See You on Saturday: We’re Very Excited About this Free City Conference about Food. Logo by Nikki Hiatt.
Nicola Twilley may have only been a Manhattanite since October, but with the help of Californian Sarah Rich, she’s managed to put together one of the most cutting-edge discussions on food and New York City we’ve come across.
The mission of The Foodprint Project–it’s Saturday–is to talk about the ways, mostly hidden, that food and city geography intersect, says Twilley. “When you look at city through the lens of food,” she says, “what do you see?”
That’s a subject after our own hearts here at Edible, and the topics of Foodprint NYC’s four panels don’t disappoint: There’s Zoning Diet: How do zoning, policy, and economics shape New York City’s food systems? Then Edible Archaeology: How has today’s food culture in New York been shaped by social changes, economic fluctuations, and technological innovations throughout the city’s history? Followed by Culinary Cartography: What can we learn when we map New York City using food as the metric? And then Feast, Famine, and Other Scenarios: What are the opportunities and challenges of New York City’s possible food futures?

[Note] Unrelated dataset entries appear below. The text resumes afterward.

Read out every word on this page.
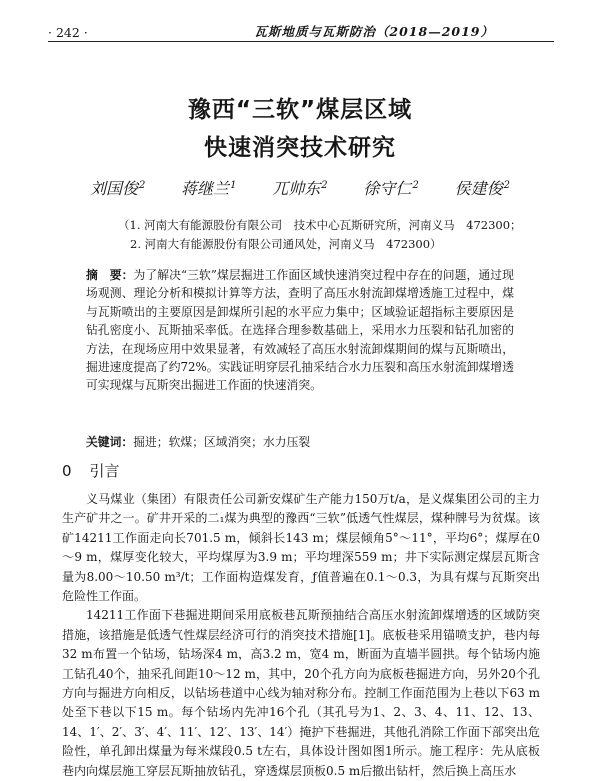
· 242 ·	瓦斯地质与瓦斯防治（2018—2019）
豫西“三软”煤层区域
快速消突技术研究
刘国俊$^2$ 蒋继兰$^1$ 兀帅东$^2$ 徐守仁$^2$ 侯建俊$^2$
（1. 河南大有能源股份有限公司　技术中心瓦斯研究所，河南义马　472300；
2. 河南大有能源股份有限公司通风处，河南义马　472300）
摘　要：为了解决“三软”煤层掘进工作面区域快速消突过程中存在的问题，通过现场观测、理论分析和模拟计算等方法，查明了高压水射流卸煤增透施工过程中，煤与瓦斯喷出的主要原因是卸煤所引起的水平应力集中；区域验证超指标主要原因是钻孔密度小、瓦斯抽采率低。在选择合理参数基础上，采用水力压裂和钻孔加密的方法，在现场应用中效果显著，有效减轻了高压水射流卸煤期间的煤与瓦斯喷出，掘进速度提高了约72%。实践证明穿层孔抽采结合水力压裂和高压水射流卸煤增透可实现煤与瓦斯突出掘进工作面的快速消突。
关键词：掘进；软煤；区域消突；水力压裂
0 引言

义马煤业（集团）有限责任公司新安煤矿生产能力150万t/a，是义煤集团公司的主力生产矿井之一。矿井开采的二₁煤为典型的豫西“三软”低透气性煤层，煤种牌号为贫煤。该矿14211工作面走向长701.5 m，倾斜长143 m；煤层倾角5°～11°，平均6°；煤厚在0～9 m，煤厚变化较大，平均煤厚为3.9 m；平均埋深559 m；井下实际测定煤层瓦斯含量为8.00～10.50 m³/t；工作面构造煤发育，ƒ值普遍在0.1～0.3，为具有煤与瓦斯突出危险性工作面。

14211工作面下巷掘进期间采用底板巷瓦斯预抽结合高压水射流卸煤增透的区域防突措施，该措施是低透气性煤层经济可行的消突技术措施[1]。底板巷采用锚喷支护，巷内每32 m布置一个钻场，钻场深4 m，高3.2 m，宽4 m，断面为直墙半圆拱。每个钻场内施工钻孔40个，抽采孔间距10～12 m，其中，20个孔方向为底板巷掘进方向，另外20个孔方向与掘进方向相反，以钻场巷道中心线为轴对称分布。控制工作面范围为上巷以下63 m处至下巷以下15 m。每个钻场内先冲16个孔（其孔号为1、2、3、4、11、12、13、14、1′、2′、3′、4′、11′、12′、13′、14′）掩护下巷掘进，其他孔消除工作面下部突出危险性，单孔卸出煤量为每米煤段0.5 t左右，具体设计图如图1所示。施工程序：先从底板巷内向煤层施工穿层瓦斯抽放钻孔，穿透煤层顶板0.5 m后撤出钻杆，然后换上高压水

And the power-playing panelists—everyone approached said yes, says Twilley, even though she’d never even met the majority—are basically a who’s who of folks to get to know if you like to think deeply about this kind of stuff: food culture-focused academics, social scientists, the street vendor organizer Sean Basinski, the former Times food critic William Grimes, and a lady who studies historical menus and cookbooks in the public library. (Get the full roster of panels and speakers here.)
The co-hosts became friends when Twilley lived in San Francisco-she runs the very well-named blog Edible Geography; Rich is a former senior editor at Dwell magazine who also worked on the Slow Food Nation blog, now called CivilEats-and put together the event in just one and half months, starting with a New Year’s Eve email from Twilley to Rich about her February trip east.
They hope it’ll be the first of a series, and so do we. Meanwhile, if you get there before we do on Saturday, save us a seat and a sustainable sweet, which will be provided free courtesy the fellow forward-thinkers at City Bakery.
Foodprint NYC: Saturday, February 27 from 1 p.m. to 5:30 p.m. at Studio-X; 180 Varick St., Suite 1610. It’s free.